Malatya Pötürge’de ise iki Saadet Partili müşahit açık oy kullanılmasına itiraz ettikleri için öl-dü-rül-müştü. Müşahitleri katledilen parti dahil muhalefet ve tabi ki iktidar bu olayları devletin bekasına yakışır bir soğuk kanlılıkla karşıladılar!
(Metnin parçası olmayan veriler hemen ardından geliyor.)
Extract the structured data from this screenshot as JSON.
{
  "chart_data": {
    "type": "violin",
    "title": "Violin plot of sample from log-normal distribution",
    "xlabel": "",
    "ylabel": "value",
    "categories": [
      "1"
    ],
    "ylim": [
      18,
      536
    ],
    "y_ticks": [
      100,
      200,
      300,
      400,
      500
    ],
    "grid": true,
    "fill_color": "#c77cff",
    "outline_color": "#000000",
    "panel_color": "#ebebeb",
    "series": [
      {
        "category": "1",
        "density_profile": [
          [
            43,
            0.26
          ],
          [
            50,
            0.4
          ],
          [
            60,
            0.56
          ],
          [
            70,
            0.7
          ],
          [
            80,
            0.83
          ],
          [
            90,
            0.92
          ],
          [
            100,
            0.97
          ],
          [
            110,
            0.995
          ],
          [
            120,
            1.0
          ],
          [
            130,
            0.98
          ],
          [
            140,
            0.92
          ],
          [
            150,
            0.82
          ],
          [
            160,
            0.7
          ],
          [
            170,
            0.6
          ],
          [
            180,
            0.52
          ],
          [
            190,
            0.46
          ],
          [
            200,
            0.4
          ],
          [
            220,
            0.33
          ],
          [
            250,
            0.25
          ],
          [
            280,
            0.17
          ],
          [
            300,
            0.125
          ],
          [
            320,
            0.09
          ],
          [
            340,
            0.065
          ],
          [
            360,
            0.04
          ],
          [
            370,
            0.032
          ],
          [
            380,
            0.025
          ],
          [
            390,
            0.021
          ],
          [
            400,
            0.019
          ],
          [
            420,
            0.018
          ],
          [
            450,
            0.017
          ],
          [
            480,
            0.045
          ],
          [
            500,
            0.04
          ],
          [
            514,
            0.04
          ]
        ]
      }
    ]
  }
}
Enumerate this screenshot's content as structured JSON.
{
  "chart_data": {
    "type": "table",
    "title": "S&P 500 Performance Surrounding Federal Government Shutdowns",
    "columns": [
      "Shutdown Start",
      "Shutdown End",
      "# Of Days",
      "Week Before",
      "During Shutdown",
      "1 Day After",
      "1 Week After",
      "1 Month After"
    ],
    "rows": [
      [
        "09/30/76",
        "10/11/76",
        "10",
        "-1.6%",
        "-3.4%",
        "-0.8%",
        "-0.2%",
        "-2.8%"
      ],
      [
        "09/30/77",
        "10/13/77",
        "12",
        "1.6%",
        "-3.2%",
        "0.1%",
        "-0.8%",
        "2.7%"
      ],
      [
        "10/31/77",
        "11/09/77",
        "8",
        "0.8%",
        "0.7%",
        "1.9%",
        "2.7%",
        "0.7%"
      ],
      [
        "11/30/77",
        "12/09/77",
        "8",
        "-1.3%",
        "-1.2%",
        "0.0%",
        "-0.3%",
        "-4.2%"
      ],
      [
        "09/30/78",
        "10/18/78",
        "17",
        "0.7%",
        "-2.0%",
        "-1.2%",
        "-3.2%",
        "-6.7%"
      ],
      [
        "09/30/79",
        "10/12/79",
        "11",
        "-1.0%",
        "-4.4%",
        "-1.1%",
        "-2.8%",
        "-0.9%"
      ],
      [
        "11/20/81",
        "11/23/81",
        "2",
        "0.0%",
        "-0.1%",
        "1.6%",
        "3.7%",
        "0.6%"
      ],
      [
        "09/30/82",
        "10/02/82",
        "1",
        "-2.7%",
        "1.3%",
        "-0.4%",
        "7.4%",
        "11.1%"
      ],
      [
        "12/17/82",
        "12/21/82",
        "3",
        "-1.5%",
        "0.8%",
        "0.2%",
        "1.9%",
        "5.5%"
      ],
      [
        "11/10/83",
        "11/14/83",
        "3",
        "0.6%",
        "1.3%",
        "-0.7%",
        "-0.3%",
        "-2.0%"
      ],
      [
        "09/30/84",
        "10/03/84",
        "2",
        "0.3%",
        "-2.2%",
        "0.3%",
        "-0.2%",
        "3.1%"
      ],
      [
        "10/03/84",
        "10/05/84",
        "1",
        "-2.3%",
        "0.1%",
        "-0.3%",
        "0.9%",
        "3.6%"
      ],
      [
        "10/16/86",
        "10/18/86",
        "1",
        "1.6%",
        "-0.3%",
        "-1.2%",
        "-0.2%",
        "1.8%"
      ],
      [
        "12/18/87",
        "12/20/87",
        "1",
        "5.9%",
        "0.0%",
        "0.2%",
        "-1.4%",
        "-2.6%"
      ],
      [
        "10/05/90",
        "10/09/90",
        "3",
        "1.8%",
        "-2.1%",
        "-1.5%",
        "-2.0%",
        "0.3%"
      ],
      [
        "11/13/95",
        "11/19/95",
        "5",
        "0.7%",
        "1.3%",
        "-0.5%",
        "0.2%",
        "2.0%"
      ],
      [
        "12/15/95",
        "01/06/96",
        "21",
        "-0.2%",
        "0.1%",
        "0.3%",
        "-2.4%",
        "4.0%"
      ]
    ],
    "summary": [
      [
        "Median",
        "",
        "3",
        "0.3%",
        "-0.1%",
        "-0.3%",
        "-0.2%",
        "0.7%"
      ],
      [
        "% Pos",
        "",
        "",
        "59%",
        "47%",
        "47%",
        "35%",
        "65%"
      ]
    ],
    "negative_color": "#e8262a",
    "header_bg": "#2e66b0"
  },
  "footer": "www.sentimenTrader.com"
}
Tüm bu olaylar 2018-2019 yıllarında olmuştu. Göz önündeki iki örnekte bunlar oldu ise diğer yerleri tahmin edebilirsiniz. Ne mi yapılabilirdi? Mesela; tüm muhalefet liderleri seçmenlerine güvenli bir ortam sağlanmadan oy kullanmayı durdurma çağrısı yapsalar ve hepsi birlikte Şanlıurfa ve Pötürge’ye gitselerdi ve sandıkları ziyaret etselerdi bu kadar pervasız davranışlar devam edebilir miydi? (Bu çağrıyı o zaman yapmıştım)

İktidarın aradan geçen sürede güvenlik ve yargı bürokrasisine hakimiyeti, seçim yasasındaki değişiklikler ile 2023 seçimlerini ölüm kalım seçimi olarak görmeleri bir vakıa iken seçimlerin daha güvenli koşullarda yapılacağını düşünmek ölümcül bir iyi niyet olacaktır.
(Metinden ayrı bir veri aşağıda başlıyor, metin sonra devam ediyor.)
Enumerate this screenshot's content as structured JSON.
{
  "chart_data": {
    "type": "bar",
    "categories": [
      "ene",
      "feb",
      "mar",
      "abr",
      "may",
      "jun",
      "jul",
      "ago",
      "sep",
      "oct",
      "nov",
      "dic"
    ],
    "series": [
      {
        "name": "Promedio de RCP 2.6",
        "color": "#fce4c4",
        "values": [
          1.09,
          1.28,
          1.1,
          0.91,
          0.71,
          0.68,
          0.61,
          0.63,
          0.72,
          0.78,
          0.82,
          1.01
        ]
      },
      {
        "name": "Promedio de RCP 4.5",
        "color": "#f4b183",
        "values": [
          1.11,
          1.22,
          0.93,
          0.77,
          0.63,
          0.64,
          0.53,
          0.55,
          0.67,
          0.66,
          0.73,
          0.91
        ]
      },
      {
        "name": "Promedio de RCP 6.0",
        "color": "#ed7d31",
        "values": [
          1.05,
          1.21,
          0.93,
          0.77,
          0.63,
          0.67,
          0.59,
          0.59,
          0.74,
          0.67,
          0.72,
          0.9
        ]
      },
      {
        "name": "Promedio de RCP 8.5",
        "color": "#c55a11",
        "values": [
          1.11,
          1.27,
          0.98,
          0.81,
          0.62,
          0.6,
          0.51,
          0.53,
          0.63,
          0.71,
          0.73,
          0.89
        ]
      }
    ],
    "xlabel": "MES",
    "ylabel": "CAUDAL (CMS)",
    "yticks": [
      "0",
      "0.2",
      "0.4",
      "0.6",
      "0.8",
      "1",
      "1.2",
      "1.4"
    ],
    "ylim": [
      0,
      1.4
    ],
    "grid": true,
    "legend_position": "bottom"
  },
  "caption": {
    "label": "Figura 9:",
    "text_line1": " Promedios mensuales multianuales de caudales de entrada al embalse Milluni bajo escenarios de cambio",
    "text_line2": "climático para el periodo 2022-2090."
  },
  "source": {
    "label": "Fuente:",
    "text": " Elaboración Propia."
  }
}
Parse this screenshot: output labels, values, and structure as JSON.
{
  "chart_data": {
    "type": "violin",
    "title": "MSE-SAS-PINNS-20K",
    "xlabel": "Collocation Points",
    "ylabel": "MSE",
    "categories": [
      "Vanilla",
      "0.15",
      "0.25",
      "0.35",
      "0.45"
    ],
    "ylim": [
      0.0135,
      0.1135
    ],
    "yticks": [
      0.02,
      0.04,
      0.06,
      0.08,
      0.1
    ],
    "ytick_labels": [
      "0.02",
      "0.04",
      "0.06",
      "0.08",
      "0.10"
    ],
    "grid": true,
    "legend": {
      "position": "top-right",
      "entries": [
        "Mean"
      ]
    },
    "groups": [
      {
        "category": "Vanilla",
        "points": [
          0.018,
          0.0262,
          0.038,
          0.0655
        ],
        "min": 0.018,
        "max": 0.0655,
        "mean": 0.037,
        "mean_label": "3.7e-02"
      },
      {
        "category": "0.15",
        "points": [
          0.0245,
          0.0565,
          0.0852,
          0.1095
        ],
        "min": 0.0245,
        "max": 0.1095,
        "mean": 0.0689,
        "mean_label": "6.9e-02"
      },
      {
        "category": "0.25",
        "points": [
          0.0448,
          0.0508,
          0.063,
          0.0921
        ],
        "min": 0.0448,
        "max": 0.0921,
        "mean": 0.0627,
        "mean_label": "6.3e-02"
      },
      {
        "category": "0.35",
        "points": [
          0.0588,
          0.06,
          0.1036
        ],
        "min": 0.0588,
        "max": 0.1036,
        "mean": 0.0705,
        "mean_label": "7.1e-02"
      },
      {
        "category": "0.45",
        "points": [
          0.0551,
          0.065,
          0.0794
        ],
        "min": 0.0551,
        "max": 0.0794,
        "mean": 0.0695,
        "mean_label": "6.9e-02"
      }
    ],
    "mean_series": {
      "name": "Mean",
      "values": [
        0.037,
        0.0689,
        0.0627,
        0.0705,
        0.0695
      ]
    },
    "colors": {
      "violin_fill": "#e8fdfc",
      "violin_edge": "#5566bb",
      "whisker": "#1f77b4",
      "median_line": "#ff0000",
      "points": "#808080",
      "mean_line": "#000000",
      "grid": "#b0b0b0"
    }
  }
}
Bahsettiğim örnekler yanında seçim güvenliğinin muhalefet tarafından ele alınışının en temel hatalarından birisi de; seçmen nezdindeki güvensizlik algısı ve sonuca etkili müdahalelerin yukarıda örneğini verdiğim olaylardan yani sandık başındaki zorbalıktan daha çok genel siyasete ve partilere ilişkin sorunlar olması. Öyle ki; mühürsüz pusulaların geçersiz sayılması, İstanbul seçiminin iptaline razı olunması siyasi kararlarla oldu. Sandıklara sahip çıkılması ya da örgütlerle ilgili değildi. Şimdi bunların üzerine seçim hakimlerinin belirlenmesindeki değişiklik gibi unsurlar eklendi. Bir de oyların takibi için kurulan sistemlerin çökmesi var ki ne desem bilemiyorum!

HAYAL KIRIKLIĞI OLABİLİR

İlk bakışta seçim güvenliği ile ilgili görünmese de iktidarın sokağı kriminalleştirmesi ve HDP’li kadrolara dönük hukuk dışı kıyım ve kayyum politikaları da seçim güvenliğine önemli ölçüde etki edecek unsurlar. Yüzde 60’larla kazanılan belediyeleri bile gasp eden bir iktidarın buralarda neler yapacağını kestirmek için kahin olmaya gerek yok. Maalesef zamanında etkili ve sonuç alıcı tepki gösterilmeyen hatta göz yumulup görmezden gelinen bu hususlar seçim güvenliğini de önemli ölçüde belirleyecek.

Seçim sonuçlarını kafadan yok sayan bir iktidar varken mühür nereye basılacak ve ıslak imzalı tutanağa (kuşkusuz bunlar da önemi) indirgenmiş bir seçim güvenliği anlayışı bizi yeni bir hayal kırıklığına götürebilir.

Sandık güvenliği adil ve güvenli seçimin son noktası ve işlerin geri döndürülmesinin imkansız olduğu noktadır. Propaganda sürecinden iletişim ve devlet olanaklarının adil kullanımına, oyların takibinden seçim hakimlerinin belirlenmesine kadar daha belirleyici aşamalar göz ardı edilmemeli. Bu süreçlerde daha etkin adımlar atılmalı. Hatta adil ve güvenli ortamda yapılmayan bir seçime katılınmayacağı ve -hukuki ve fiili olarak- tanınmayacağı açıklanmalıdır.

Yapılabilecek daha çok şey var. Bu konuda yazmaya devam edeceğim.